From travel lessons to cooking excursions, keep your children entertained while educating them with activities that teach and encourage fun.
Tape Measure Mapping
Break out the chalk and a tape measure to help your children learn geometry, geography and a bit of physical education, suggests O’Hara. “Map out ‘around the world’ spots for playing basketball and have your child create a geometric shape for a shooting mark with a tape measure for making the shooting marks equal distances,” she says.
Take the lesson one step further by creating a hopscotch board incorporating measurements, fractions and division. “You can also make bike or skateboard lines incorporating measurement, fractions, division as well as elements of time,” suggests O’Hara.

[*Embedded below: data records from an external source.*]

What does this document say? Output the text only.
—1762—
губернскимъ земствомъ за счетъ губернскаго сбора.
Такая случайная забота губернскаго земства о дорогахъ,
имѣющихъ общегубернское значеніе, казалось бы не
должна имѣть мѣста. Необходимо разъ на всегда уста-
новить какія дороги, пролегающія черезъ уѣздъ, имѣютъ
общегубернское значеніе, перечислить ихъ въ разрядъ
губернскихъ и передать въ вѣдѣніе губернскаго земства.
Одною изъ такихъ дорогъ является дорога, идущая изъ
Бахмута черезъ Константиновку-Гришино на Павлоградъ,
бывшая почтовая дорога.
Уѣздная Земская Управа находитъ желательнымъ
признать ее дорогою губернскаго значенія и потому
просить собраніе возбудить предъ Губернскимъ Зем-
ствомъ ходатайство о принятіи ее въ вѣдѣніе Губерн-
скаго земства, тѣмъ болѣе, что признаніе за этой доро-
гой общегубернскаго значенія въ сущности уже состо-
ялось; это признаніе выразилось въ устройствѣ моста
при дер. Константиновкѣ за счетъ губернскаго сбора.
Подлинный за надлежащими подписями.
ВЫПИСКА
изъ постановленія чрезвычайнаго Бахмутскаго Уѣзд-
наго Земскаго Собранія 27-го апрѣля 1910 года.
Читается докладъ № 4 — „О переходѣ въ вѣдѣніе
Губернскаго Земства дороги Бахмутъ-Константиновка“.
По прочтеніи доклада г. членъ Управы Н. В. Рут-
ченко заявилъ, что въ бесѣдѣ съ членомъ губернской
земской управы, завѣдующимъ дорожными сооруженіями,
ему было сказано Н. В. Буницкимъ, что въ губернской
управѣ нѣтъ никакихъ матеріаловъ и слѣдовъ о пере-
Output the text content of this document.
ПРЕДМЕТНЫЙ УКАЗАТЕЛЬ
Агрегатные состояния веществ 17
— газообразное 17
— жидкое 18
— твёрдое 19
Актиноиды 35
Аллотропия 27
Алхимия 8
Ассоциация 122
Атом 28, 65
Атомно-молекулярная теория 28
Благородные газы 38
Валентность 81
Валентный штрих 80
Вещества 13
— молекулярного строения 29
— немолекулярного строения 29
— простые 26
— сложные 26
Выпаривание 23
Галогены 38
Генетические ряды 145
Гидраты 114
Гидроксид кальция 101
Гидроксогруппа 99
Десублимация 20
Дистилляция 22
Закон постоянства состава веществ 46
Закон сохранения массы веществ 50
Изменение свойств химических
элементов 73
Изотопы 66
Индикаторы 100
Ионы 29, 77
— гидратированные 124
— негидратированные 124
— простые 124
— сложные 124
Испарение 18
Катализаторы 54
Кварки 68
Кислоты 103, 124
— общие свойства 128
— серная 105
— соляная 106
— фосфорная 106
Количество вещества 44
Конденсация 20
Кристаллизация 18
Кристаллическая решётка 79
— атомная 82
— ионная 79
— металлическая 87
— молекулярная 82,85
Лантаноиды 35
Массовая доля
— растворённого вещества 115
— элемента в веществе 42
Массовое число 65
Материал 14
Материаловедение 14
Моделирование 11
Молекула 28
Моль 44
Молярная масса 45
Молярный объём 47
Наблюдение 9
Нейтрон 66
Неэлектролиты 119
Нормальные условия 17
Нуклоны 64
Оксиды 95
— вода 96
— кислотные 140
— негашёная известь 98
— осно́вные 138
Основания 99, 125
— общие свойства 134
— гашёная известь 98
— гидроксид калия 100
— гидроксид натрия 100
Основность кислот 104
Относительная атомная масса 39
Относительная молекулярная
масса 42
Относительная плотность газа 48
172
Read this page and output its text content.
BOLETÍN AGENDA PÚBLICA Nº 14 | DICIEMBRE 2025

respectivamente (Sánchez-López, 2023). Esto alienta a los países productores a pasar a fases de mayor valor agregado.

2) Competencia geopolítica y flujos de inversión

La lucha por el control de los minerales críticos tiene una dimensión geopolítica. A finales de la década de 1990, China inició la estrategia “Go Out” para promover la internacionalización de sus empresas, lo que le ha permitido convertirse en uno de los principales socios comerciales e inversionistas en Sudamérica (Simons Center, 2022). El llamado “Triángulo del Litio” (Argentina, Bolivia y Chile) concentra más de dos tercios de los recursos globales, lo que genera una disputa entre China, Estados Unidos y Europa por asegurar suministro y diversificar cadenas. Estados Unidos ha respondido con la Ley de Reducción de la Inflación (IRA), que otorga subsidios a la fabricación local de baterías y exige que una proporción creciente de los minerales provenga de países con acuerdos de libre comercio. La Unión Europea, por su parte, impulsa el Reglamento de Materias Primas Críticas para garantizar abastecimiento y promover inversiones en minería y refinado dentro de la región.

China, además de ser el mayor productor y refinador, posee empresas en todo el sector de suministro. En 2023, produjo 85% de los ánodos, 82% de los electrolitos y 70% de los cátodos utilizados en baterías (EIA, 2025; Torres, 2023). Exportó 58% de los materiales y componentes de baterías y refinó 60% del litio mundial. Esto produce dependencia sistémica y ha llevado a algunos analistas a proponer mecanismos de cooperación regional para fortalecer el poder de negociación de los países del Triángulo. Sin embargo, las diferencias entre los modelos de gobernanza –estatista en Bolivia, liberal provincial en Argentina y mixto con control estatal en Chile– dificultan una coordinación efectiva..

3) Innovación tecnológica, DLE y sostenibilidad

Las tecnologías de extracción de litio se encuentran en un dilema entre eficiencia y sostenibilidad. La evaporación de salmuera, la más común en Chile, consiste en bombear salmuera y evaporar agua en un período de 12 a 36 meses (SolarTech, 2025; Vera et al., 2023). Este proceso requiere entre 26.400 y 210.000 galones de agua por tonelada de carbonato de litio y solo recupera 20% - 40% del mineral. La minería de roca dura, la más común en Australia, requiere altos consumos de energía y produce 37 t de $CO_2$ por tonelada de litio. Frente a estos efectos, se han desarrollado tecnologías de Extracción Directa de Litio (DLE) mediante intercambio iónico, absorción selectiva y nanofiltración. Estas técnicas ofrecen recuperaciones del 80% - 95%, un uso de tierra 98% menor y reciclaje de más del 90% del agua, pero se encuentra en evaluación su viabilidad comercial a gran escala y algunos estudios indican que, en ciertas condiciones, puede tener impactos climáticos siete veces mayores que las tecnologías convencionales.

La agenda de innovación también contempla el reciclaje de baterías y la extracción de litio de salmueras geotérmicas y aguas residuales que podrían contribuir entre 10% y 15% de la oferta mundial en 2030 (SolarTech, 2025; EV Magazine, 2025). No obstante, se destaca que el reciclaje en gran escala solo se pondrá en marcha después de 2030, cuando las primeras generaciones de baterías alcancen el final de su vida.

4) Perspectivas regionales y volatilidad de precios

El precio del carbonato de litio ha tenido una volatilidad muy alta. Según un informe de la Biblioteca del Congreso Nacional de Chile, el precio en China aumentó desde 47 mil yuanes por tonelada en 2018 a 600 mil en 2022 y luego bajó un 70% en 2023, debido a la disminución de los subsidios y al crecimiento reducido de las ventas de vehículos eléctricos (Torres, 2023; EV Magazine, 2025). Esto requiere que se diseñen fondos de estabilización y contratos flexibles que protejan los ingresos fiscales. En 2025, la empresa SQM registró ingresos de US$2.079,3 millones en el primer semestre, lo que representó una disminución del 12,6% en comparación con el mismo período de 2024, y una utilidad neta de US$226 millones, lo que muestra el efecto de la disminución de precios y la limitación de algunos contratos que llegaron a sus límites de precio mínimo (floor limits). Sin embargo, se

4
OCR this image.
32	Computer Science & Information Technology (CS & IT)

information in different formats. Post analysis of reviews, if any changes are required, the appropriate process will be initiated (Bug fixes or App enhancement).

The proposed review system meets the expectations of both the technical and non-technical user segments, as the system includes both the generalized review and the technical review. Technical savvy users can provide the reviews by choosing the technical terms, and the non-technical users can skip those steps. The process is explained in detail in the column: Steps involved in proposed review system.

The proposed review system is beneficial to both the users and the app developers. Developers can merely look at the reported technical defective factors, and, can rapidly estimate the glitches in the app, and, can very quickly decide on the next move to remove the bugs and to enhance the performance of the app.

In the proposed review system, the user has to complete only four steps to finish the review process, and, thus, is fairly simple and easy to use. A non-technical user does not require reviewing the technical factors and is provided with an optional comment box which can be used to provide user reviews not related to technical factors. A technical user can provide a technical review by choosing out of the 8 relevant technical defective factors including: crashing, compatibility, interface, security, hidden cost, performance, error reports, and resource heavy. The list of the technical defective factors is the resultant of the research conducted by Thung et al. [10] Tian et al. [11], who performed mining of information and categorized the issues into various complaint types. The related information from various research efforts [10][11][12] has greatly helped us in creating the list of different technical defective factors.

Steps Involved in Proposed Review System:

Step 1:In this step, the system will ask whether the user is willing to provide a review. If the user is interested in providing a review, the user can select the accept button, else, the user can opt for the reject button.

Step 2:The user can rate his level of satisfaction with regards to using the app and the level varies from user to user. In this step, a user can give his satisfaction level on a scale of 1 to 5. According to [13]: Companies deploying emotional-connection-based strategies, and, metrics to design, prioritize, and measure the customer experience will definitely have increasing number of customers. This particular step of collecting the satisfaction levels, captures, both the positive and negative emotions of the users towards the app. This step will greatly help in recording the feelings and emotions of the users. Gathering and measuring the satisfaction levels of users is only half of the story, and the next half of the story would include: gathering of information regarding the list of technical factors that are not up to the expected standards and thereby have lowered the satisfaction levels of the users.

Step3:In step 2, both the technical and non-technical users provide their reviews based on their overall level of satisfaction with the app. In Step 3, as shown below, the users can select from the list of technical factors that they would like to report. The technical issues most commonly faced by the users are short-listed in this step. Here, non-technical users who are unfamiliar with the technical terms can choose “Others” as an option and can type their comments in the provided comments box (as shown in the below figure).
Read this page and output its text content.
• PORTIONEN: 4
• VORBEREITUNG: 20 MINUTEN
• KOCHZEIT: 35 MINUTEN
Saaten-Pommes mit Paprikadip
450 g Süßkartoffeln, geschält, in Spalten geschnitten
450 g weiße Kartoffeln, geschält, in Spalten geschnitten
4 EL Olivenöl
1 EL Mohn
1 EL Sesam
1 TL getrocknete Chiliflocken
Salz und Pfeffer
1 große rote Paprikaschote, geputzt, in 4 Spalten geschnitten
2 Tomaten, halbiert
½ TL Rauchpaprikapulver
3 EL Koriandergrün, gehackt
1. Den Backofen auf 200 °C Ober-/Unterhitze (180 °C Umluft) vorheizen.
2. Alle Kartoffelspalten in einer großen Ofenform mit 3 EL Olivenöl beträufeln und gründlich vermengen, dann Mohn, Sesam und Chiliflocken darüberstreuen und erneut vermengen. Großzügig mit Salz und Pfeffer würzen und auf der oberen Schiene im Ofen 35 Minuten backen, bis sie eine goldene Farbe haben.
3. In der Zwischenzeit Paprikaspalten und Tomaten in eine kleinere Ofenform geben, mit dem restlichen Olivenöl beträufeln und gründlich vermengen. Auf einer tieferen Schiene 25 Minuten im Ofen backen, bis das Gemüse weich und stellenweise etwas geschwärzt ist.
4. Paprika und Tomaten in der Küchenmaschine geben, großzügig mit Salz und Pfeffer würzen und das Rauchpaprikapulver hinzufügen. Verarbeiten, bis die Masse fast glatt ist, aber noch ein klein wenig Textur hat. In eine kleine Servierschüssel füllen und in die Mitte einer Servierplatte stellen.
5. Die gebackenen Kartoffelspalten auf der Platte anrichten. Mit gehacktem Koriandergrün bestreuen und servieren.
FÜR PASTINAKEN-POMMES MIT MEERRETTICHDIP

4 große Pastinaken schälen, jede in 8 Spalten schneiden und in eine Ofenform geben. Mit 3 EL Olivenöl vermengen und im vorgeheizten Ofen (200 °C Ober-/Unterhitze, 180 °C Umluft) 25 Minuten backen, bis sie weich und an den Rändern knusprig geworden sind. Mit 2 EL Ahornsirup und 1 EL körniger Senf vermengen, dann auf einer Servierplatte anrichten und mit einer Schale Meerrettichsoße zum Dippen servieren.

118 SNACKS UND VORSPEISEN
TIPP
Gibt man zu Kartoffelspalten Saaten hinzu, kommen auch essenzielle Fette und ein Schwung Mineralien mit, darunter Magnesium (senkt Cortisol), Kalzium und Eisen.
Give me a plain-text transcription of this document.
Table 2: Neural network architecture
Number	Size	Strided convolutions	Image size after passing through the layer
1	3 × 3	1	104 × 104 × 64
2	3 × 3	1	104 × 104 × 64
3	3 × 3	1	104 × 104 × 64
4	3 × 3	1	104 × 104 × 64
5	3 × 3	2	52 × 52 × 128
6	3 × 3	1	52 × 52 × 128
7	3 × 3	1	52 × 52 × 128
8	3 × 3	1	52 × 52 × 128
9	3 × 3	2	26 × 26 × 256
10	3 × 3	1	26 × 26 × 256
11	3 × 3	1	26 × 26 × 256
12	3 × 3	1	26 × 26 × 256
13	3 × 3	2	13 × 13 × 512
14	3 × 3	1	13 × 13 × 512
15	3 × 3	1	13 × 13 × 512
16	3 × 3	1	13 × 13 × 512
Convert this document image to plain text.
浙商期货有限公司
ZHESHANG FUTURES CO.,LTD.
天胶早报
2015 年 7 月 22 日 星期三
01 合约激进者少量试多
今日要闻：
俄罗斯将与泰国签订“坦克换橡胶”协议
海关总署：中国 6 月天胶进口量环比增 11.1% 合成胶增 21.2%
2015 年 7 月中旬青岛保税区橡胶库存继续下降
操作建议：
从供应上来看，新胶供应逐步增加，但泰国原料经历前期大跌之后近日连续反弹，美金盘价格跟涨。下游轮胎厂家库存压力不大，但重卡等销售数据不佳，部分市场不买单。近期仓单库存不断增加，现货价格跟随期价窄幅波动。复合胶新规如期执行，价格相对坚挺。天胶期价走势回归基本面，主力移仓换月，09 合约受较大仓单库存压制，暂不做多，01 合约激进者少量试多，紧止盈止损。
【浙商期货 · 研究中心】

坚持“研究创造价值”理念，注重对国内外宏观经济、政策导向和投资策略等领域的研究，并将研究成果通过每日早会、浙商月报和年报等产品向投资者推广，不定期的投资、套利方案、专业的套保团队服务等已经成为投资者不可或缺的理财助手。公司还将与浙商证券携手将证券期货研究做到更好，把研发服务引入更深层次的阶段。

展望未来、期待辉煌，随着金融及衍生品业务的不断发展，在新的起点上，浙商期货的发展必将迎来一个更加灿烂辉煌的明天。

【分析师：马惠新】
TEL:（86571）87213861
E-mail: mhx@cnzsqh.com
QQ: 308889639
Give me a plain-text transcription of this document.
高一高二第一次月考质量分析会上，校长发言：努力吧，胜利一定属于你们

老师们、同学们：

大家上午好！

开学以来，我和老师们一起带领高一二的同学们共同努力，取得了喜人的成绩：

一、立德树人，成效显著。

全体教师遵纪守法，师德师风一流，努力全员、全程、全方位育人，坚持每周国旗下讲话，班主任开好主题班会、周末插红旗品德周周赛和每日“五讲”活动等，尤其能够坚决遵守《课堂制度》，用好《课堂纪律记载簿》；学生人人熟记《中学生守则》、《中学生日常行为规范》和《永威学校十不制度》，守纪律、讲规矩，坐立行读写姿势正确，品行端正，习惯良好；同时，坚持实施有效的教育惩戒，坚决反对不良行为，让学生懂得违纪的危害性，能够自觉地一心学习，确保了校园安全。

A family vacation or day trip can easily include valuable lessons for your children, says Lynn Daniel, veteran middle school teacher. “When taking a child on outings like family vacations, fishing or the amusement park, you can up the educational value by having the child document events with video or pictures and then write about the experiences in a journal,” she says. “Activities that keep learning fun for the adolescent learner and that immerse the learner in the fun learning process are perfect for learning outside of school.”
After your child has documented the outing, compile a photobook, scrapbook or DVD chronicling the journey to share with family and friends. In the process, he or she may even learn about technology when editing videos and uploading photos online.
A weekly trip to the grocery store can be a learning lesson in disguise for your children. Beyond just a routine trip to pick up preparations for the weekly meals, your children can learn more about financial planning and have some fun with it at the same time. “If the activities are fun, they won’t even know they are academic lessons,” says Caroline Vroustouris, director at Varsity Tutors, an academic tutoring and test prep provider in St. Louis, Mo.
While pushing the cart and marking off items on your grocery list, encourage your children to count items, weigh items and exchange cash and coins with the grocery clerk, says Vroustouris. Grocery shopping also provides an opportunity to discuss healthy food items, prompting your children to investigate calorie and fat content on purchased items.
You can keep the lessons going once you get home with a family cooking lesson. Have little ones do measurements and conversions when mixing ingredients and prompt the older children to guess where the ingredients are grown. Use this opportunity to discuss food values and origins of your mealtime ingredients.
There are a plethora of free games on the internet designed to help students review concepts in fun ways, says Jill Lauren, learning specialist and author of That’s Like Me! Succeeding with LD. Embark on an online gaming adventure with your children to find multiplication games online, grammar review games and reading or puzzle activities to keep them entertained and engaged in their education.
“As a learning specialist who works with children with memory issues, I’m always looking for ways to review hard-to-memorize information that will keep my students motivated,” says Lauren. “I usually just Google whatever skill I’m working on – apostrophes, for example – and I can find plenty of games that will provide multiple opportunities to practice using apostrophes correctly.”
Educate your children about world events while immersing them in a historical adventure. Load up the vehicle and take a family trip to a local museum or historical society. Most museums have programs and interactive tours that are designed especially for children. While browsing through museums, engage your children in discussions about artwork, fossils or artifacts.
Younger children can also learn from the historical items in galleries and museums. “Children may enjoy looking at all the colors and shapes in paintings,” suggests Barbara Allisen, educator and founder of 1 2 3 Kindergarten, an online resource for early childhood development. “Take along a little sketchpad and draw some interesting lines. Sculptures have lines and shapes that may capture kids’ attention.”
Primarily, find ways to pique your child’s interests with each activity you choose. “All too soon, your children will be older and will scorn having to do anything with parents or other adults,” says Allisen. “Having a routine for educational opportunities is key. Your routine is like a treasure map and the time you spend with your kids having fun is a treasure that will last a lifetime and beyond.”